Damir Novak; soylu Hırvat oğlu, bu şehrin liderliği nasıl olur da yüzyıllar sonra Karan’lara kaptırılabilirdi? Yediremiyordu. Öyleyse hakkı olan liderliği bugün alacaktı. Yılan dövmesinin sarıp sarmaladığı parmaklarını, ufak at kuyruğu yapılmış sarı saçların- da gezdirdi. Koyu yeşil gözlerini pervasız bir hırs çerçevelemişti. Emrinde olan adamların birini yanına çağırıp silah uzatırken, gözlerinde artık daimi bir ifade olan yok etmezsen yok olursun tehdidi vardı. Zira Damir gözü kara bir adamdı, eğer Ateş bugün yok olmazsa emri yerine getiremeyen tüm adamlarını gözünü kırpmadan harcayabilirdi.

“Bu sefer bitecek!” dedi kesin bir tonla. “Bitmezse bitersiniz!” Emir Damir’in dudaklarından çıktığında, tahayyülünün dışına taşan emeller buralarda kalbi atan tek canı kastetti. Önce ruhu ve ardından da bedeni şarampole yuvarlanan Hare, namütenahi bir bilinmezliğe adım atarken üzerine kapanan beden uzun zamandır tatmadığı korku duygusunu had safhada yaşamıştı.

***
Genç adam elini geceye eşlik eden karanlık saçlarının arasından bir kez daha geçirdi. Koyu mavi gözleri ifadesizlikten men edilmişçesine tek bir noktaya odaklanmış, onlarca anlamı bir arada barındırıyordu. Çehresinde bazıları derin olmak üzere çeşitli yaralar, sırtında ise kazanın emareleri vardı; ama umursamıyordu. O güçlüydü fakat güçsüz olan biri vardı ki günlerdir parmağını bile oynatmadan sere serpe yatıyordu. Beyaz tenine yer edinmiş çürükler durumun ehemmiyetini alenen ele verirken, Ateş oturduğu koltuktan kalktı ve Hare’nin yanına ilerledi.

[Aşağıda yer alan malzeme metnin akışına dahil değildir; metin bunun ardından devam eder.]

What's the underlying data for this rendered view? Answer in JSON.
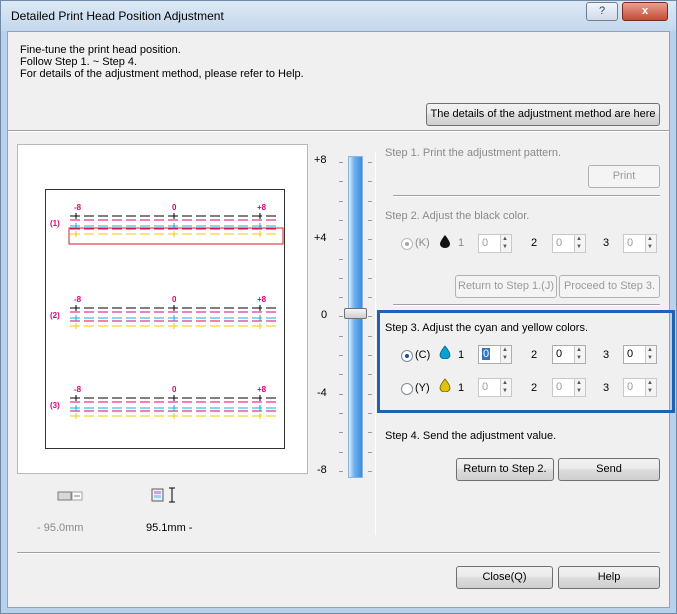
{
  "window": {
    "title": "Detailed Print Head Position Adjustment",
    "help_glyph": "?",
    "close_glyph": "x"
  },
  "intro": {
    "line1": "Fine-tune the print head position.",
    "line2": "Follow Step 1. ~ Step 4.",
    "line3": "For details of the adjustment method, please refer to Help."
  },
  "details_button": "The details of the adjustment method are here",
  "preview": {
    "groups": [
      {
        "id": "(1)",
        "left": "-8",
        "center": "0",
        "right": "+8"
      },
      {
        "id": "(2)",
        "left": "-8",
        "center": "0",
        "right": "+8"
      },
      {
        "id": "(3)",
        "left": "-8",
        "center": "0",
        "right": "+8"
      }
    ],
    "left_value": "- 95.0mm",
    "right_value": "95.1mm -"
  },
  "slider": {
    "labels": [
      "+8",
      "+4",
      "0",
      "-4",
      "-8"
    ],
    "value": 0
  },
  "step1": {
    "label": "Step 1. Print the adjustment pattern.",
    "print_button": "Print"
  },
  "step2": {
    "label": "Step 2. Adjust the black color.",
    "radio_label": "(K)",
    "fields": [
      {
        "label": "1",
        "value": "0"
      },
      {
        "label": "2",
        "value": "0"
      },
      {
        "label": "3",
        "value": "0"
      }
    ],
    "return_button": "Return to Step 1.(J)",
    "proceed_button": "Proceed to Step 3."
  },
  "step3": {
    "label": "Step 3. Adjust the cyan and yellow colors.",
    "cyan": {
      "radio_label": "(C)",
      "fields": [
        {
          "label": "1",
          "value": "0"
        },
        {
          "label": "2",
          "value": "0"
        },
        {
          "label": "3",
          "value": "0"
        }
      ]
    },
    "yellow": {
      "radio_label": "(Y)",
      "fields": [
        {
          "label": "1",
          "value": "0"
        },
        {
          "label": "2",
          "value": "0"
        },
        {
          "label": "3",
          "value": "0"
        }
      ]
    }
  },
  "step4": {
    "label": "Step 4. Send the adjustment value.",
    "return_button": "Return to Step 2.",
    "send_button": "Send"
  },
  "footer": {
    "close_button": "Close(Q)",
    "help_button": "Help"
  },
  "colors": {
    "black": "#000000",
    "cyan": "#00b4e6",
    "magenta": "#e0007a",
    "yellow": "#f0c800",
    "accent_box": "#1d62b3",
    "slider_blue": "#3b8de0",
    "highlight_red": "#d22020"
  }
}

Solgundu kız, kirpiklerine kadar halsizdi sanki. Çıplak bedeni- ni kamufle eden sargılar, çatlayan birkaç kaburgasını çevrelemişti. Tutunmaya çalıştığı hayat gerçek olmasa da saçlarına uzanan eller gerçekti Hare’nin. Onu izlerken, kızın birkaç saç tutamını parmaklarının arasında buldu. Yaşadığı duygu karmaşası seçilemeyecek durumdayken, en belirgin olanını baz aldı; öfke.
Öfkeliydi, ama bunu yapanlardan çok kendisineydi öfkesi. Koruyamamıştı. “Korkma,” dediği kızı koruyamamıştı. Bedenindeki her ziyanın suçlusu kendisiymiş gibi hissediyordu.

“Aç gözlerini hadi, ne uykucu bir şey çıktın sen.”

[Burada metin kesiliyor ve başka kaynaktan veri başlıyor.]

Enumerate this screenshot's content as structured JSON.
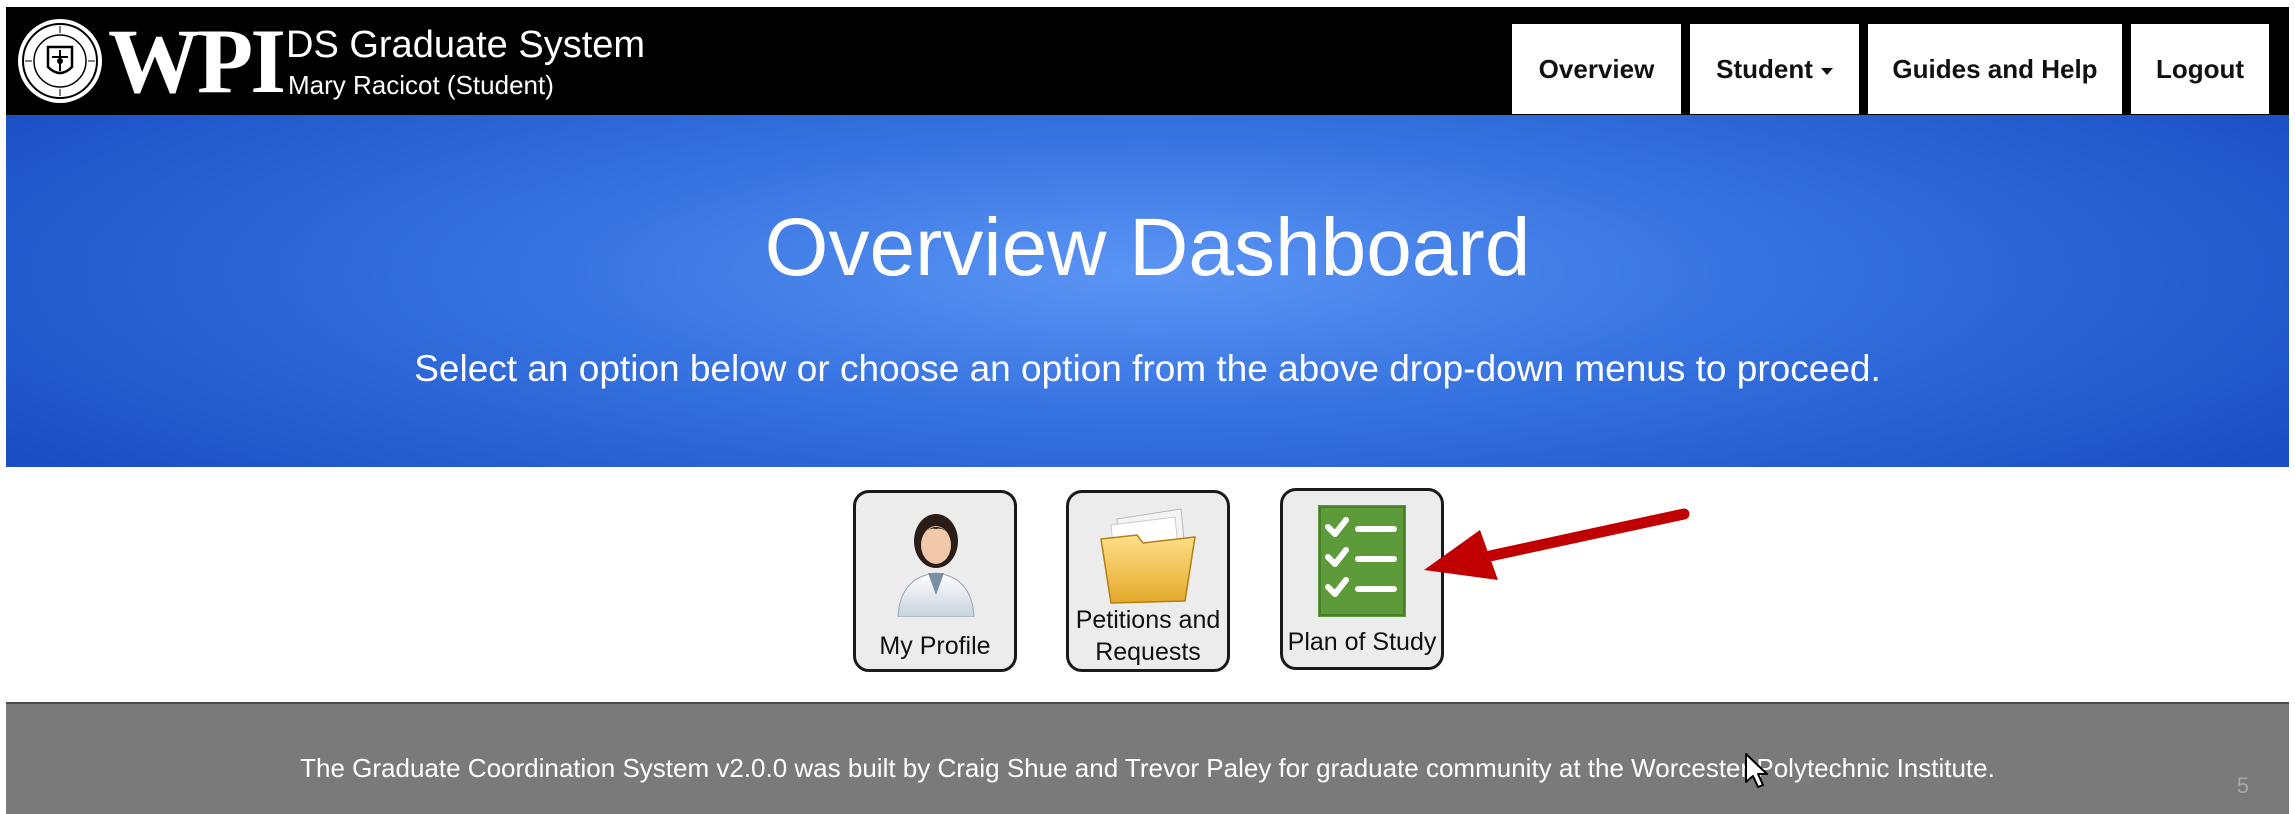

Sarf ettiği ilk kelimelerin kızın kapalı bilincine ulaşamamasının verdiği rahatsızlıkla yatağın boş kısmına çöktü. Her gün gelen, yaşarken meslekleri hekimlik olan ruhlar Hare’nin tedavisini itinayla yaparken, kaybettiği kanın bedenindeki etkisi nedeniyle uyanması sürekli gecikiyordu. Aslında arada bilincinin yerine gelmesi gerektiğini belirtmişlerdi ancak uyanmamasının nedeni, kaybettiği fazla miktardaki kanın yerine konulamaması olduğu aşikârdı.